Date of Award

Spring 1991

Document Type


Degree Name

Doctor of Philosophy in Electrical Engineering - (Ph.D.)


Electrical and Computer Engineering

First Advisor

Yeheskel Bar-Ness

Second Advisor

Chung H. Lu

Third Advisor

Erdal Panayirci

Fourth Advisor

Larry J. Greenstein

Fifth Advisor

John Tavantzis


Dual-polarized transmission has become an important method for frequency re-use, particularly in satellite and microwave radio communication. Nevertheless, cross-polarization interference, which is inherent to this method, may cause degradation in system performance.

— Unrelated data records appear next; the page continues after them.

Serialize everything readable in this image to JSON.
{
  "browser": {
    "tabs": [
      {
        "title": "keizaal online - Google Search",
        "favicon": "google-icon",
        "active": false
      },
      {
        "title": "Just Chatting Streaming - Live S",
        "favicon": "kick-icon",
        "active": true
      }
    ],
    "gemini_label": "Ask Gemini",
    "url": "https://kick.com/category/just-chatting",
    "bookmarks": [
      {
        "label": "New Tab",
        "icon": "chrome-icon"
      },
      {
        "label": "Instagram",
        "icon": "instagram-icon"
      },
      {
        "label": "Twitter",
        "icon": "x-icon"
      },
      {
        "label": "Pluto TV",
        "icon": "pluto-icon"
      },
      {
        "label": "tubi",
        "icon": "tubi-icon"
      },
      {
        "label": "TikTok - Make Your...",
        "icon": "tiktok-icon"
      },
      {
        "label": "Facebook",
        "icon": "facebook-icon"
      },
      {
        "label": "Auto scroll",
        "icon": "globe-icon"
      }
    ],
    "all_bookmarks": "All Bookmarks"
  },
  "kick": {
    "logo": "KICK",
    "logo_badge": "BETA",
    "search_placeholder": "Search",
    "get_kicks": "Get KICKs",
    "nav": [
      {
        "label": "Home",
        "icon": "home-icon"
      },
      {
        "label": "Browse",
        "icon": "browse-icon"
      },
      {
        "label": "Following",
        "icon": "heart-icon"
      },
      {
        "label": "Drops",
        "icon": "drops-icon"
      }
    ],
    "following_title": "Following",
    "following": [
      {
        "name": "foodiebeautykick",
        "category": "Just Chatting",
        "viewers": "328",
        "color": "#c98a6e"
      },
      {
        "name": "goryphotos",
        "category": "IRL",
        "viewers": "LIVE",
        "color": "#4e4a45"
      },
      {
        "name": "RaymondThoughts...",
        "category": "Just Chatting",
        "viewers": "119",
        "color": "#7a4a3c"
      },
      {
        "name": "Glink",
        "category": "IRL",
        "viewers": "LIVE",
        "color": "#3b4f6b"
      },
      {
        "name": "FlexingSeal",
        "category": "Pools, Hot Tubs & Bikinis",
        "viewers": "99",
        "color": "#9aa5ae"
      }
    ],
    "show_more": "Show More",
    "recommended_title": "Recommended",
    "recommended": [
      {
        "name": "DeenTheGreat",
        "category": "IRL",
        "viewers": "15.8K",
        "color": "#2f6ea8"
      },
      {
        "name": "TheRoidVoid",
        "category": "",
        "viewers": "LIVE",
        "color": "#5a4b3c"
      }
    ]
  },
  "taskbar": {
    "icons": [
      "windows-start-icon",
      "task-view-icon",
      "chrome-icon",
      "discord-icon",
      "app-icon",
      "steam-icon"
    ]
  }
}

Different canceler [sic] structures have been proposed to mitigate the effect of cross-polarization. Among these are the diagonalizer, the least mean square (LMS) canceler [sic] and the bootstrapped cancelers [sic]. Bootstrapped canceler [sic] schemes have been proposed and implemented in different applications, such as satellites, tactical communications, and quadrature amplitude madulation [sic] (QAM) dual polarized microwave radio. Nevertheless, no attempt was made in the past to quantify the probability of error of dual polarized transmission systems when such cancelers [sic] are used, nor were important issues such as stability and the dynamic behavior of algorithms controlling such cancelers [sic] studied.

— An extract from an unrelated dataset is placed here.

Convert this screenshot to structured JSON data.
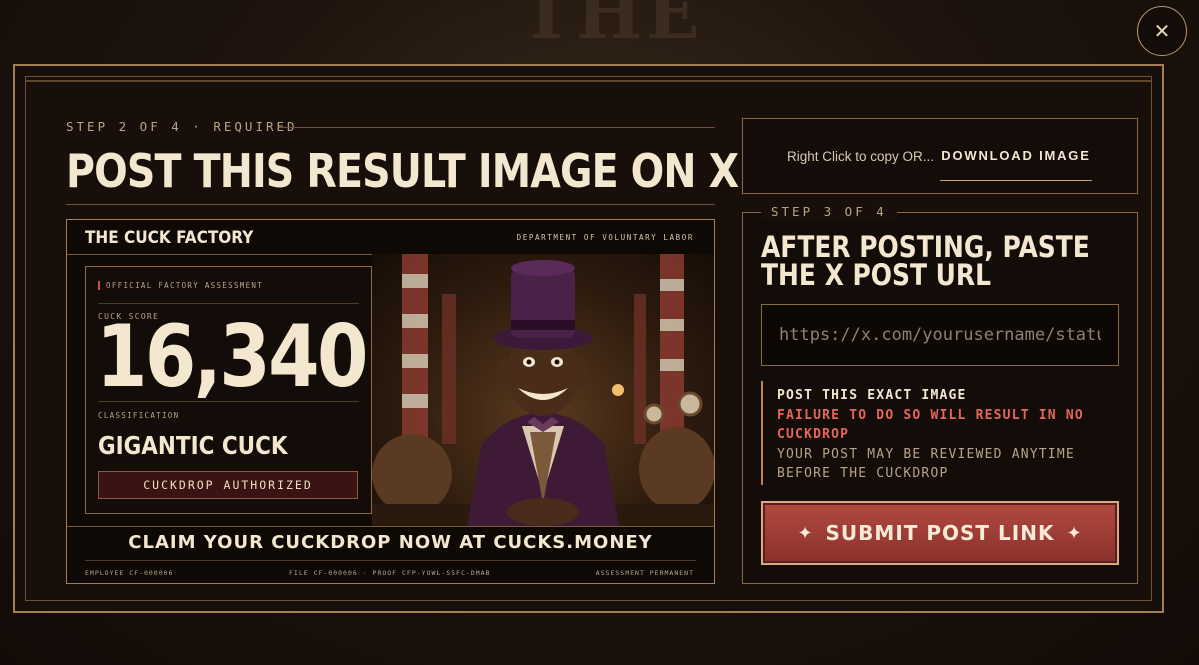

In this thesis, the error probability performance of dual polarized QAM transmission, for nondispersive fading channels and different configurations of bootstrapped cross-pol cancelers [sic], is derived and compared to the performance for other cancelers [sic]. Stability analyses of different canceler [sic] configurations are investigated, and an application of orthogonal perturbation sequences in controlling the bootstrapped cancelers [sic] is considered.

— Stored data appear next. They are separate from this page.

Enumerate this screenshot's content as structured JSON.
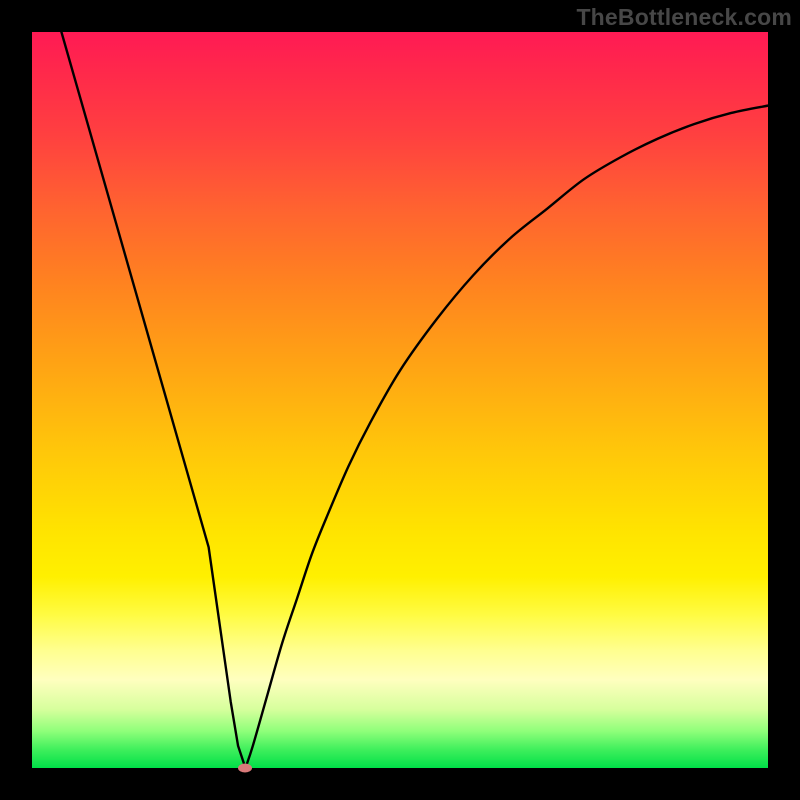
{
  "watermark": "TheBottleneck.com",
  "chart_data": {
    "type": "line",
    "title": "",
    "xlabel": "",
    "ylabel": "",
    "xlim": [
      0,
      100
    ],
    "ylim": [
      0,
      100
    ],
    "grid": false,
    "series": [
      {
        "name": "bottleneck-curve",
        "x": [
          4,
          6,
          8,
          10,
          12,
          14,
          16,
          18,
          20,
          22,
          24,
          26,
          27,
          28,
          29,
          30,
          32,
          34,
          36,
          38,
          40,
          43,
          46,
          50,
          55,
          60,
          65,
          70,
          75,
          80,
          85,
          90,
          95,
          100
        ],
        "values": [
          100,
          93,
          86,
          79,
          72,
          65,
          58,
          51,
          44,
          37,
          30,
          16,
          9,
          3,
          0,
          3,
          10,
          17,
          23,
          29,
          34,
          41,
          47,
          54,
          61,
          67,
          72,
          76,
          80,
          83,
          85.5,
          87.5,
          89,
          90
        ]
      }
    ],
    "annotations": [
      {
        "name": "min-point-marker",
        "x": 29,
        "y": 0,
        "color": "#d97a7a"
      }
    ],
    "background": {
      "type": "vertical-gradient",
      "stops": [
        {
          "pos": 0,
          "color": "#ff1a54"
        },
        {
          "pos": 14,
          "color": "#ff4040"
        },
        {
          "pos": 34,
          "color": "#ff8220"
        },
        {
          "pos": 57,
          "color": "#ffc70a"
        },
        {
          "pos": 74,
          "color": "#fff000"
        },
        {
          "pos": 88,
          "color": "#ffffbf"
        },
        {
          "pos": 100,
          "color": "#00e048"
        }
      ]
    }
  }
}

It is shown that the error probability performance of the bootstrapped canceler [sic] is always better than that of other cancellers, such as the LMS canceler [sic]. It is also shown that, when the bootstrapped canceler [sic] is designed to meet certain conditions, it is asymptotically stable in converging to the calculated optimal points. Controlling the cancelers [sic] with adaptive algorithms using orthogonal dithering sequences is shown to be satisfactory; the canceler [sic] converges in the mean to the optimal condition.

The results indicate that bootstrapped algorithms are faster than other algorithms. Considering the fact such cancelers [sic] do not require decision feedback for their operation, we can conclude that bootstrapped algorithms are not only advantageous for cross polarization cancelation [sic], but perhaps suitable for other adaptive signal processing applications, as well.